¡Fuego,
fuego! gritaron a altas horas de la madrugada. Las voces despertaron a los
vecinos, puertas y ventanas chirriaban su pesada madera.
La
casa de adobe y madera ardía como una tea.
Cuando
consiguieron apagarlo, a duras penas subieron por las destartaladas escaleras
del primer piso, la alcoba llena de humo no dejaba divisar el cuerpo de la
anciana.
¡Martina!
la llamaban una y otra vez, sin obtener respuesta. Sin luz y a tientas tocaron
un bulto inerte.
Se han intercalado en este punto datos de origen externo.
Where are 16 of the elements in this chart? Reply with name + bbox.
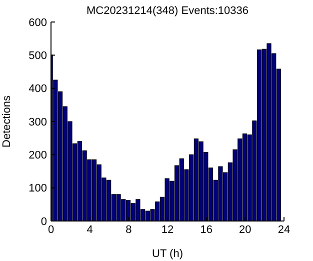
- chart-title: MC20231214(348) Events:10336: [86, 5, 249, 17]
- y-tick-label: 0: [40, 216, 47, 228]
- y-tick-label: 600: [28, 16, 47, 29]
- x-tick-label: 16: [200, 224, 212, 236]
- x-tick-label: 12: [161, 224, 174, 236]
- y-tick-label: 300: [28, 116, 47, 128]
- x-tick-label: 20: [239, 224, 252, 236]
- x-tick-label: 4: [86, 224, 93, 236]
- y-tick-label: 400: [28, 83, 47, 96]
- y-tick-label: 200: [28, 150, 47, 162]
- y-tick-label: 500: [28, 50, 47, 62]
- y-axis-title: Detections: [0, 95, 13, 148]
- x-axis-title: UT (h): [152, 248, 183, 260]
- x-tick-label: 24: [278, 224, 290, 236]
- y-tick-label: 100: [28, 182, 47, 195]
- x-tick-label: 8: [126, 224, 132, 236]
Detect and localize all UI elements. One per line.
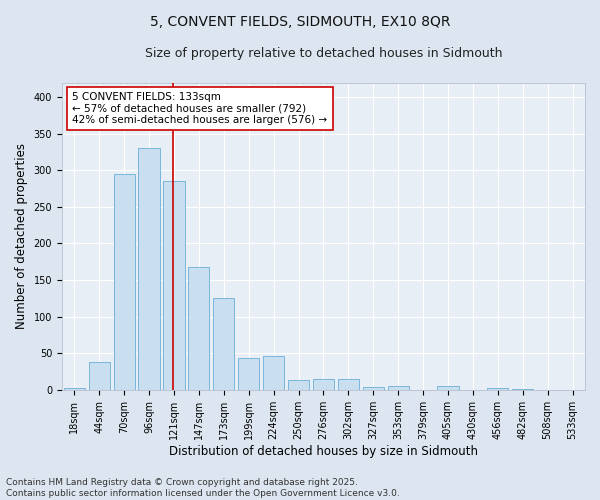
Bar — [288, 380, 309, 390]
Bar — [238, 358, 259, 390]
Bar — [113, 174, 135, 390]
Text: 5, CONVENT FIELDS, SIDMOUTH, EX10 8QR: 5, CONVENT FIELDS, SIDMOUTH, EX10 8QR — [150, 15, 450, 29]
Bar — [163, 182, 185, 390]
Bar — [338, 379, 359, 390]
Y-axis label: Number of detached properties: Number of detached properties — [15, 143, 28, 329]
Bar — [437, 386, 458, 390]
Bar — [188, 267, 209, 390]
Bar — [89, 362, 110, 390]
Bar — [487, 388, 508, 390]
Bar — [388, 386, 409, 390]
Bar — [313, 379, 334, 390]
Text: Contains HM Land Registry data © Crown copyright and database right 2025.
Contai: Contains HM Land Registry data © Crown c… — [6, 478, 400, 498]
Bar — [213, 298, 235, 390]
X-axis label: Distribution of detached houses by size in Sidmouth: Distribution of detached houses by size … — [169, 444, 478, 458]
Bar — [512, 389, 533, 390]
Bar — [263, 356, 284, 390]
Text: 5 CONVENT FIELDS: 133sqm
← 57% of detached houses are smaller (792)
42% of semi-: 5 CONVENT FIELDS: 133sqm ← 57% of detach… — [73, 92, 328, 125]
Bar — [362, 387, 384, 390]
Bar — [64, 388, 85, 390]
Title: Size of property relative to detached houses in Sidmouth: Size of property relative to detached ho… — [145, 48, 502, 60]
Bar — [139, 148, 160, 390]
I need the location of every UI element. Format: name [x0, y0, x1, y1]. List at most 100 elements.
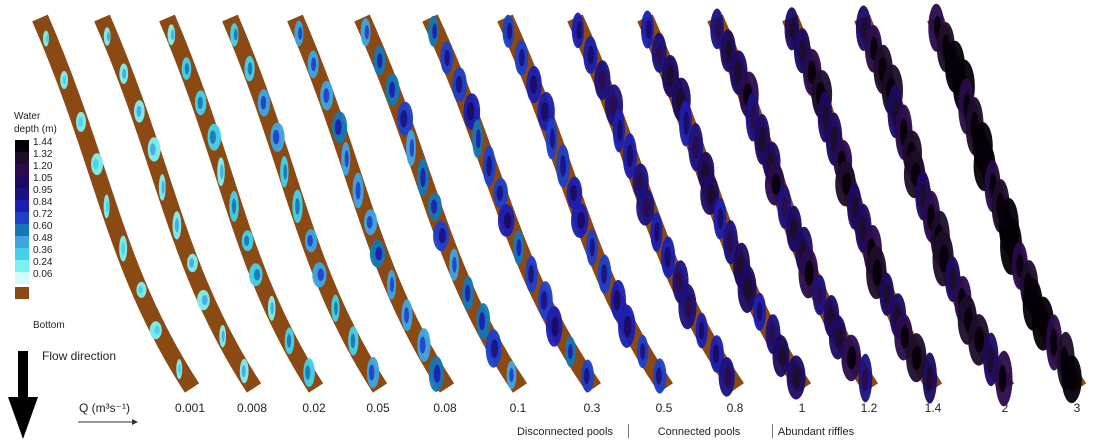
deep-water-core	[551, 316, 559, 337]
deep-water-core	[692, 135, 700, 160]
deep-water-core	[726, 231, 734, 254]
discharge-value: 0.5	[655, 401, 673, 415]
discharge-arrow-icon	[78, 419, 138, 425]
deep-water-core	[419, 336, 426, 354]
deep-water-core	[926, 365, 933, 391]
deep-water-core	[583, 367, 590, 385]
discharge-value: 0.02	[302, 401, 326, 415]
deep-water-core	[404, 307, 410, 324]
legend-swatch	[15, 140, 29, 152]
legend-swatch	[15, 164, 29, 176]
deep-water-core	[798, 39, 807, 62]
deep-water-core	[768, 324, 776, 345]
deep-water-core	[136, 105, 142, 117]
legend-swatch	[15, 236, 29, 248]
deep-water-core	[496, 185, 504, 201]
deep-water-core	[608, 94, 617, 116]
deep-water-core	[197, 96, 203, 109]
discharge-value: 1	[798, 401, 806, 415]
deep-water-core	[1068, 367, 1078, 392]
deep-water-core	[549, 128, 556, 149]
reach-map-strip	[497, 14, 674, 394]
deep-water-core	[577, 211, 586, 230]
legend-bottom-label: Bottom	[33, 320, 65, 331]
legend-depth-label: 0.60	[33, 221, 53, 232]
deep-water-core	[570, 184, 578, 202]
reach-map-strip	[159, 14, 324, 393]
deep-water-core	[587, 45, 595, 65]
deep-water-core	[244, 235, 250, 246]
deep-water-core	[778, 345, 787, 367]
deep-water-core	[298, 26, 303, 40]
deep-water-core	[859, 216, 867, 241]
deep-water-core	[375, 246, 383, 261]
deep-water-core	[698, 321, 705, 340]
deep-water-core	[209, 130, 216, 144]
deep-water-core	[530, 75, 538, 94]
flow-regime-label: Connected pools	[657, 426, 741, 438]
legend-depth-label: 1.20	[33, 161, 53, 172]
deep-water-core	[842, 172, 852, 196]
deep-water-core	[178, 364, 182, 375]
deep-water-core	[377, 53, 383, 69]
regime-separator	[772, 424, 773, 438]
discharge-value: 0.05	[366, 401, 390, 415]
reach-map-strip	[927, 3, 1087, 404]
reach-map-strip	[637, 10, 812, 400]
discharge-value: 2	[1001, 401, 1009, 415]
reach-map-strip	[287, 14, 455, 393]
deep-water-core	[283, 163, 288, 180]
legend-swatch	[15, 188, 29, 200]
deep-water-core	[804, 260, 814, 286]
flow-direction-label: Flow direction	[42, 349, 117, 363]
deep-water-core	[640, 343, 646, 360]
legend-bottom-swatch	[15, 287, 29, 299]
deep-water-core	[872, 259, 882, 286]
deep-water-core	[816, 284, 823, 305]
deep-water-core	[789, 18, 797, 40]
legend-depth-label: 1.32	[33, 149, 53, 160]
deep-water-core	[598, 70, 606, 90]
deep-water-core	[518, 48, 525, 67]
deep-water-core	[790, 217, 798, 241]
deep-water-core	[847, 346, 857, 370]
deep-water-core	[589, 238, 595, 257]
deep-water-core	[861, 365, 869, 391]
deep-water-core	[781, 195, 788, 218]
deep-water-core	[750, 104, 757, 130]
deep-water-core	[486, 155, 492, 177]
deep-water-core	[576, 21, 582, 40]
deep-water-core	[717, 208, 724, 230]
deep-water-core	[830, 125, 838, 153]
flow-regime-label: Disconnected pools	[516, 426, 614, 438]
deep-water-core	[1038, 310, 1049, 338]
discharge-value: 0.08	[433, 401, 457, 415]
deep-water-core	[912, 345, 922, 370]
legend-swatch	[15, 224, 29, 236]
legend-title-line-1: Water	[14, 111, 41, 122]
deep-water-core	[122, 68, 127, 79]
deep-water-core	[149, 143, 156, 156]
deep-water-core	[540, 290, 548, 311]
deep-water-core	[138, 285, 143, 294]
legend-swatch	[15, 200, 29, 212]
deep-water-core	[507, 22, 513, 40]
legend-depth-label: 0.48	[33, 233, 53, 244]
deep-water-core	[851, 194, 859, 218]
deep-water-core	[724, 366, 732, 387]
deep-water-core	[174, 218, 179, 233]
deep-water-core	[464, 284, 471, 302]
deep-water-core	[675, 271, 683, 294]
deep-water-core	[400, 110, 408, 128]
depth-color-ramp	[15, 140, 29, 299]
deep-water-core	[45, 34, 49, 43]
deep-water-core	[231, 198, 237, 215]
legend-depth-label: 0.72	[33, 209, 53, 220]
deep-water-core	[987, 346, 994, 373]
deep-water-core	[154, 325, 160, 335]
reach-map-strip	[222, 14, 388, 393]
deep-water-core	[270, 301, 274, 315]
deep-water-core	[438, 228, 446, 244]
deep-water-core	[516, 238, 522, 257]
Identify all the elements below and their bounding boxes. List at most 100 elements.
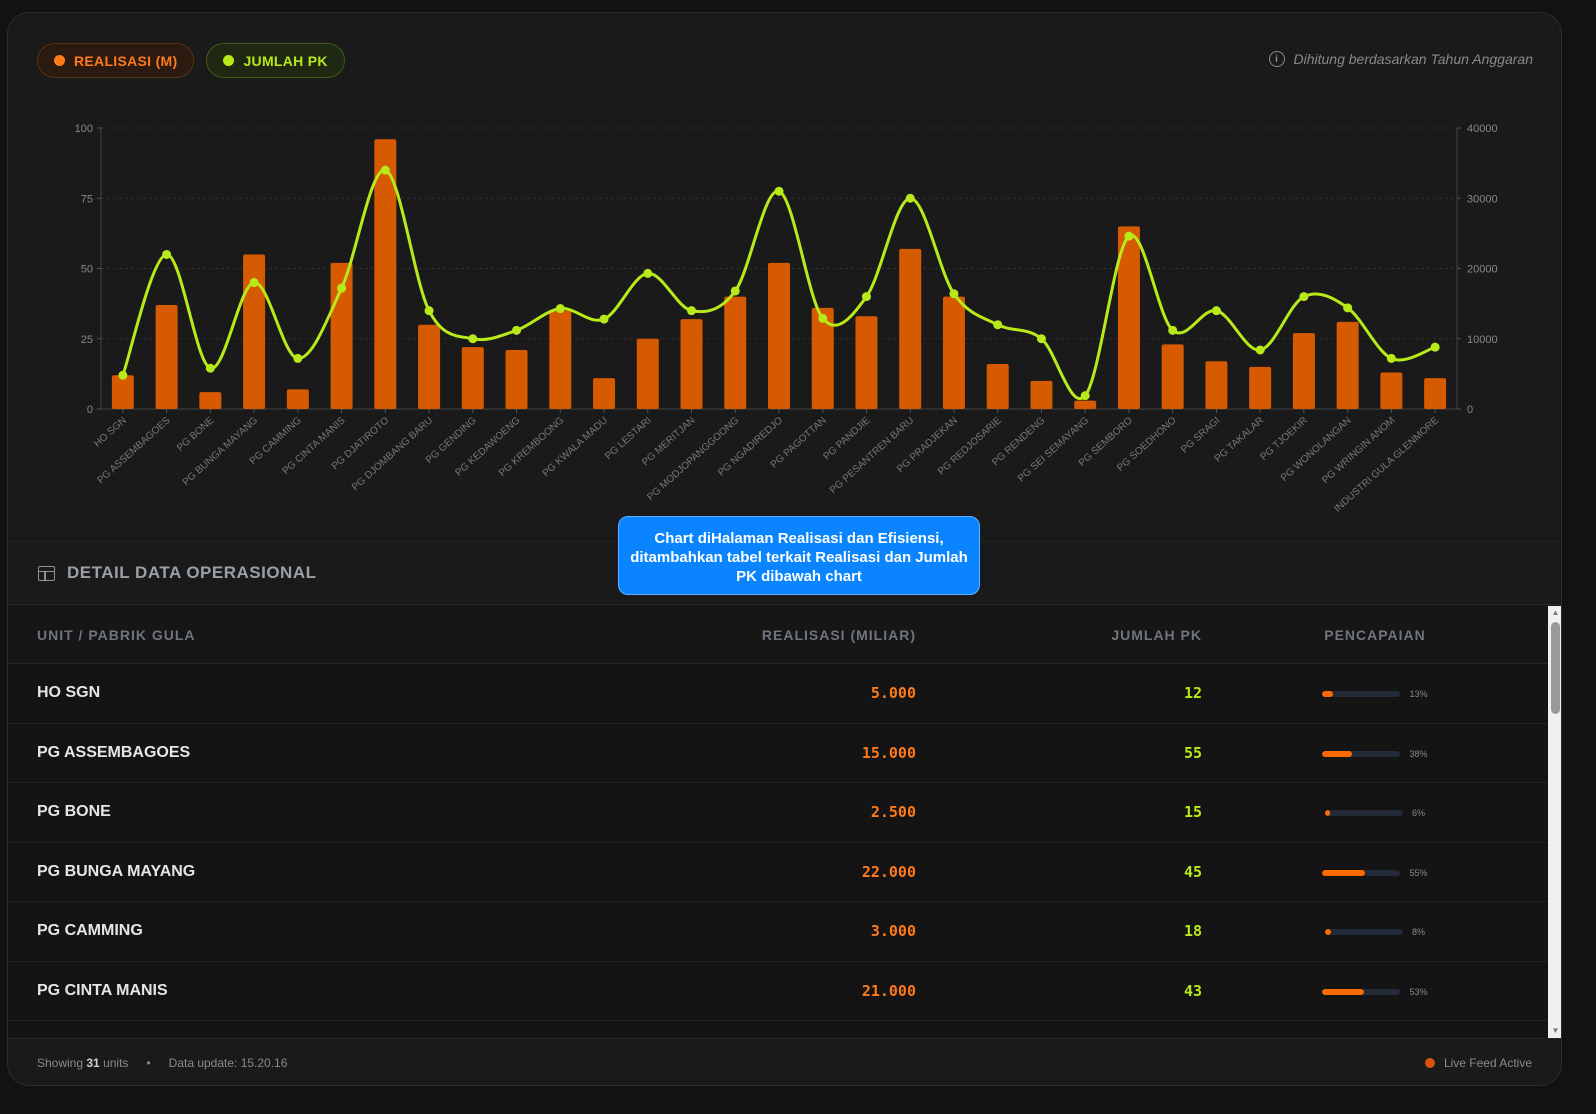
- table-row[interactable]: PG ASSEMBAGOES 15.000 55 38%: [8, 724, 1548, 783]
- realisasi-bar: [1161, 344, 1184, 409]
- pk-dot-icon: [223, 55, 235, 66]
- table-row[interactable]: PG BUNGA MAYANG 22.000 45 55%: [8, 843, 1548, 902]
- pk-point: [1255, 345, 1265, 355]
- progress-bar: [1322, 691, 1401, 698]
- realisasi-bar: [1205, 361, 1228, 409]
- row-pk: 15: [1183, 803, 1202, 822]
- progress-label: 13%: [1409, 689, 1428, 700]
- chart-legend: REALISASI (M) JUMLAH PK: [37, 43, 345, 78]
- scroll-down-icon[interactable]: ▼: [1551, 1026, 1560, 1035]
- realisasi-bar: [986, 364, 1009, 409]
- y-left-tick-label: 50: [81, 264, 93, 276]
- realisasi-bar: [680, 319, 703, 409]
- realisasi-bar: [899, 248, 922, 409]
- row-realisasi: 5.000: [870, 684, 916, 703]
- table-row[interactable]: PG CINTA MANIS 21.000 43 53%: [8, 962, 1548, 1021]
- scroll-up-icon[interactable]: ▲: [1551, 608, 1560, 617]
- realisasi-bar: [1380, 372, 1403, 409]
- y-left-tick-label: 25: [81, 334, 93, 346]
- pk-point: [162, 249, 172, 259]
- realisasi-bar: [286, 389, 309, 409]
- row-pencapaian: 55%: [1202, 863, 1548, 881]
- progress-bar: [1324, 929, 1403, 936]
- pk-point: [1299, 292, 1309, 302]
- row-pencapaian: 53%: [1202, 982, 1548, 1000]
- row-unit: PG BONE: [37, 803, 111, 821]
- row-unit: PG CINTA MANIS: [37, 981, 168, 999]
- pk-point: [424, 306, 434, 316]
- realisasi-bar: [1030, 380, 1053, 409]
- pk-point: [293, 353, 303, 363]
- table-header-row: UNIT / PABRIK GULA REALISASI (MILIAR) JU…: [8, 606, 1548, 664]
- realisasi-bar: [1292, 333, 1315, 409]
- progress-label: 6%: [1411, 808, 1425, 819]
- pk-point: [861, 292, 871, 302]
- pk-point: [643, 268, 653, 278]
- x-tick-label: PG WRINGIN ANOM: [1320, 415, 1397, 486]
- pk-point: [730, 286, 740, 296]
- header-pk[interactable]: JUMLAH PK: [1111, 626, 1202, 643]
- row-pk: 45: [1183, 862, 1202, 881]
- pk-point: [818, 313, 828, 323]
- progress-label: 8%: [1411, 927, 1425, 938]
- data-update-text: Data update: 15.20.16: [168, 1056, 288, 1070]
- row-pencapaian: 13%: [1202, 684, 1548, 702]
- pk-point: [905, 193, 915, 203]
- scroll-thumb[interactable]: [1551, 622, 1560, 714]
- row-unit: PG CAMMING: [37, 922, 143, 940]
- realisasi-bar: [593, 378, 616, 409]
- header-pencapaian[interactable]: PENCAPAIAN: [1324, 626, 1426, 643]
- realisasi-bar: [724, 296, 747, 409]
- header-realisasi[interactable]: REALISASI (MILIAR): [761, 626, 916, 643]
- realisasi-bar: [199, 392, 222, 409]
- table-scrollbar[interactable]: ▲ ▼: [1548, 606, 1561, 1038]
- realisasi-bar: [549, 310, 572, 409]
- legend-pk-toggle[interactable]: JUMLAH PK: [206, 43, 345, 78]
- row-realisasi: 22.000: [861, 862, 916, 881]
- row-realisasi: 15.000: [861, 743, 916, 762]
- pk-point: [1343, 303, 1353, 313]
- section-title: DETAIL DATA OPERASIONAL: [67, 563, 317, 582]
- pk-point: [468, 334, 478, 344]
- row-pk: 43: [1183, 981, 1202, 1000]
- x-tick-label: PG SRAGI: [1179, 415, 1222, 456]
- annotation-callout: Chart diHalaman Realisasi dan Efisiensi,…: [618, 516, 980, 595]
- x-tick-label: PG ASSEMBAGOES: [95, 415, 172, 486]
- legend-realisasi-label: REALISASI (M): [74, 52, 178, 69]
- pk-point: [555, 304, 565, 314]
- row-unit: PG ASSEMBAGOES: [37, 743, 191, 761]
- progress-fill: [1322, 988, 1364, 995]
- legend-realisasi-toggle[interactable]: REALISASI (M): [37, 43, 195, 78]
- dashboard-panel: REALISASI (M) JUMLAH PK i Dihitung berda…: [7, 12, 1562, 1086]
- pk-point: [249, 278, 259, 288]
- pk-point: [1080, 391, 1090, 401]
- table-row[interactable]: PG CAMMING 3.000 18 8%: [8, 902, 1548, 962]
- row-realisasi: 2.500: [870, 803, 916, 822]
- y-left-tick-label: 100: [75, 123, 93, 135]
- live-dot-icon: [1424, 1058, 1435, 1068]
- header-unit[interactable]: UNIT / PABRIK GULA: [37, 626, 196, 643]
- table-row[interactable]: HO SGN 5.000 12 13%: [8, 664, 1548, 724]
- realisasi-bar: [505, 349, 528, 409]
- table-row[interactable]: PG BONE 2.500 15 6%: [8, 783, 1548, 843]
- row-pk: 12: [1183, 684, 1202, 703]
- realisasi-bar: [374, 139, 397, 410]
- progress-fill: [1324, 810, 1330, 817]
- progress-bar: [1324, 810, 1403, 817]
- row-realisasi: 3.000: [870, 922, 916, 941]
- realisasi-bar: [1336, 321, 1359, 409]
- footer-bullet: •: [146, 1056, 151, 1070]
- pk-point: [993, 320, 1003, 330]
- progress-label: 38%: [1409, 748, 1428, 759]
- pk-point: [380, 165, 390, 175]
- table-footer: Showing 31 units • Data update: 15.20.16…: [8, 1038, 1561, 1085]
- y-right-tick-label: 10000: [1467, 334, 1498, 346]
- pk-point: [1124, 231, 1134, 241]
- realisasi-bar: [1424, 378, 1447, 409]
- realisasi-bar: [636, 338, 659, 409]
- progress-label: 53%: [1409, 986, 1428, 997]
- y-right-tick-label: 40000: [1467, 123, 1498, 135]
- realisasi-bar: [942, 296, 965, 409]
- row-unit: HO SGN: [37, 684, 101, 702]
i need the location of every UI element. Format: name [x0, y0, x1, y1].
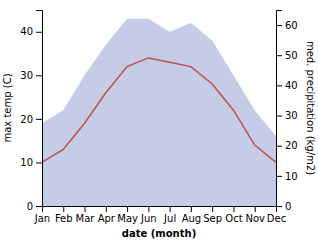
tick-mark: [191, 206, 192, 212]
tick: Nov: [245, 206, 265, 224]
tick-mark: [276, 206, 282, 207]
tick-label: 0: [285, 201, 291, 212]
tick-label: 30: [285, 110, 298, 121]
y-axis: 0 10 20 30 40: [20, 11, 42, 212]
tick-mark: [106, 206, 107, 212]
tick-label: Sep: [203, 213, 222, 224]
tick-label: Aug: [182, 213, 202, 224]
tick-label: 50: [285, 50, 298, 61]
axis-line: [36, 11, 43, 207]
tick-mark: [276, 55, 282, 56]
tick: 20: [276, 140, 298, 151]
tick-mark: [36, 206, 42, 207]
tick-mark: [36, 119, 42, 120]
tick-mark: [255, 206, 256, 212]
tick-label: 0: [27, 201, 33, 212]
tick-mark: [276, 25, 282, 26]
tick-label: 40: [20, 26, 33, 37]
temp-line: [42, 58, 276, 163]
tick: Mar: [76, 206, 96, 224]
tick: 30: [276, 110, 298, 121]
chart: JanFebMarAprMayJunJulAugSepOctNovDec0102…: [0, 0, 318, 242]
tick: Oct: [225, 206, 242, 224]
tick-mark: [170, 206, 171, 212]
tick-label: Jun: [140, 213, 157, 224]
tick-label: May: [117, 213, 138, 224]
tick: 60: [276, 20, 298, 31]
tick-mark: [36, 32, 42, 33]
tick-label: Mar: [76, 213, 96, 224]
tick-label: Nov: [245, 213, 265, 224]
tick: 0: [276, 201, 291, 212]
tick: Jan: [34, 206, 50, 224]
plot: JanFebMarAprMayJunJulAugSepOctNovDec0102…: [2, 11, 316, 240]
y2-axis-title: med. precipitation (kg/m2): [305, 41, 316, 175]
precip-area: [42, 19, 276, 206]
tick-mark: [276, 85, 282, 86]
tick-label: 10: [20, 157, 33, 168]
tick: 0: [27, 201, 42, 212]
x-axis: Jan FebMarAprMayJun Jul AugSepOctNovDec: [34, 206, 286, 224]
tick-mark: [276, 176, 282, 177]
tick: Apr: [98, 206, 116, 224]
tick-mark: [127, 206, 128, 212]
tick: 10: [20, 157, 42, 168]
y2-axis: 0 10 20 30 40 50 60: [276, 11, 298, 212]
axis-line: [277, 11, 283, 207]
tick: 40: [276, 80, 298, 91]
tick-label: Dec: [267, 213, 286, 224]
tick-mark: [63, 206, 64, 212]
tick-label: 40: [285, 80, 298, 91]
tick-mark: [212, 206, 213, 212]
tick-label: 20: [285, 140, 298, 151]
tick-mark: [276, 116, 282, 117]
tick: 10: [276, 171, 298, 182]
tick-label: Apr: [98, 213, 116, 224]
tick-label: 30: [20, 70, 33, 81]
tick-label: Jan: [34, 213, 50, 224]
tick-label: Feb: [55, 213, 73, 224]
y-axis-title: max temp (C): [2, 73, 13, 142]
tick: 30: [20, 70, 42, 81]
tick-label: Oct: [225, 213, 242, 224]
tick: Jun: [140, 206, 157, 224]
marks: [42, 19, 276, 206]
tick-label: 20: [20, 114, 33, 125]
tick: 40: [20, 26, 42, 37]
tick: May: [117, 206, 138, 224]
axis-line: [43, 207, 277, 213]
tick: Aug: [182, 206, 202, 224]
tick: 20: [20, 114, 42, 125]
tick-label: Jul: [163, 213, 176, 224]
tick: Sep: [203, 206, 222, 224]
tick-mark: [36, 75, 42, 76]
tick-mark: [85, 206, 86, 212]
tick-label: 10: [285, 171, 298, 182]
tick-mark: [36, 162, 42, 163]
tick: Feb: [55, 206, 73, 224]
tick-mark: [148, 206, 149, 212]
tick: Dec: [267, 206, 286, 224]
tick-mark: [276, 146, 282, 147]
tick: Jul: [163, 206, 176, 224]
tick-mark: [233, 206, 234, 212]
tick: 50: [276, 50, 298, 61]
tick-label: 60: [285, 20, 298, 31]
x-axis-title: date (month): [122, 228, 196, 239]
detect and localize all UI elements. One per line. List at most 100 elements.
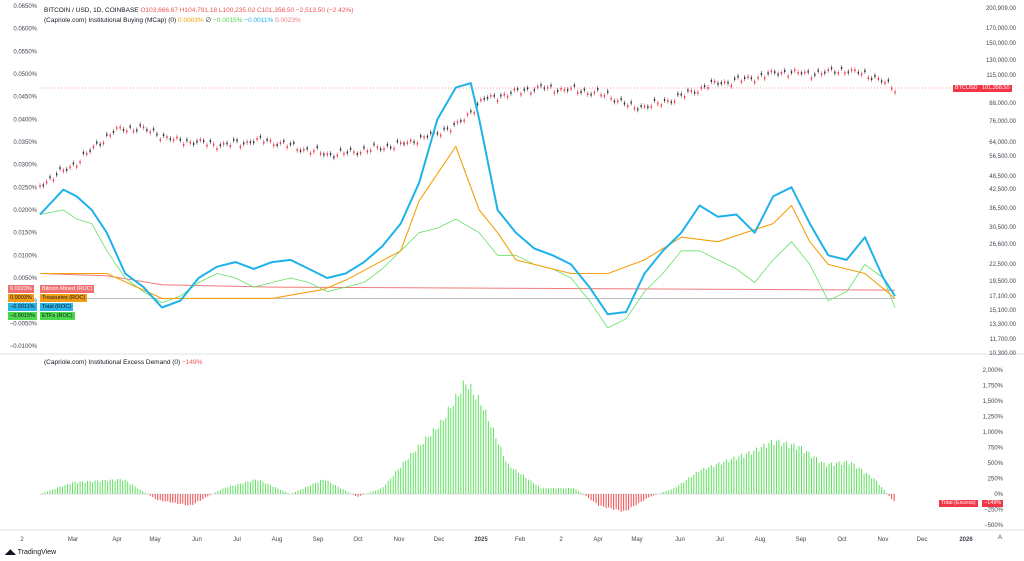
price-candle — [436, 132, 439, 135]
price-candle — [219, 144, 222, 147]
price-candle — [827, 69, 829, 72]
price-candle — [750, 77, 753, 80]
right-price-tick: 13,300.00 — [989, 322, 1016, 328]
price-candle — [476, 103, 479, 106]
x-axis-tick: Apr — [112, 537, 121, 543]
price-candle — [443, 127, 445, 130]
price-candle — [807, 70, 809, 73]
tradingview-logo[interactable]: ◢◣ TradingView — [5, 548, 56, 556]
symbol-title[interactable]: BITCOIN / USD, 1D, COINBASE O103,666.67 … — [44, 7, 353, 14]
indicator1-title[interactable]: (Capriole.com) Institutional Buying (MCa… — [44, 16, 301, 24]
price-candle — [493, 94, 495, 97]
price-candle — [486, 96, 489, 99]
price-candle — [820, 73, 823, 76]
price-candle — [536, 85, 539, 88]
price-candle — [383, 148, 385, 151]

El humo, las toses, los gritos y el llanto componían una ópera
macabra.
Allí
solo había desesperación y muchas preguntas sin respuesta, la única noche que
dormía sola y sin nadie a quién
responsabilizar del suceso, las autoridades determinaron un posible
cortocircuito.
Sin
embargo una sombra de duda y de venganza recorría las mentes de sus familiares,
las bocas con las mandíbulas apretadas, en los labios un rictus de sospecha y
en los ojos una mirada de furia contenida.
Un lenguaje
cómplice sin palabras, se traducían en señales de entendimiento entre
ellos.
El
entierro de Martina y el derribo de la
casa centenaria de adobe, madera y teja, fue para ellos como una cirugía a
corazón abierto sin anestesia.
Sufrimiento
y pesar, que durante años les perseguirán. Ya no hablan de ello porque duele,
todavía les duele en el alma, cuando no obtienen respuestas a los innumerables
interrogantes del terrible suceso.
Y saben de rencores acumulados, clavados en la
tierra, esa tierra que conoce sus luchas y sudores constantes para sacarle el
fruto de sus cosechas.
Se
funden con ella, forman un todo con raíces profundas regadas con el sudor y
lágrimas de sus cuerpos. Y la lluvia de
la primavera y el otoño, el frío helador del crudo invierno que esculpe cencelladas
cual prodigio milagroso, y la nívea alfombra cubre el paisaje que invita a
refugiarse al amor de la lumbre.
Ahora
en su lugar se yergue altiva una casa moderna, de ladrillo rojo y ventanas a
prueba del frío viento del Moncayo. Con calefacción central y el confort de la ciudad que en otro tiempo
pudieron soñar.
Pero
le falta el sentimiento del paso de generaciones ancestrales, un alma, una
identidad familiar que nunca sus paredes conseguirán atrapar.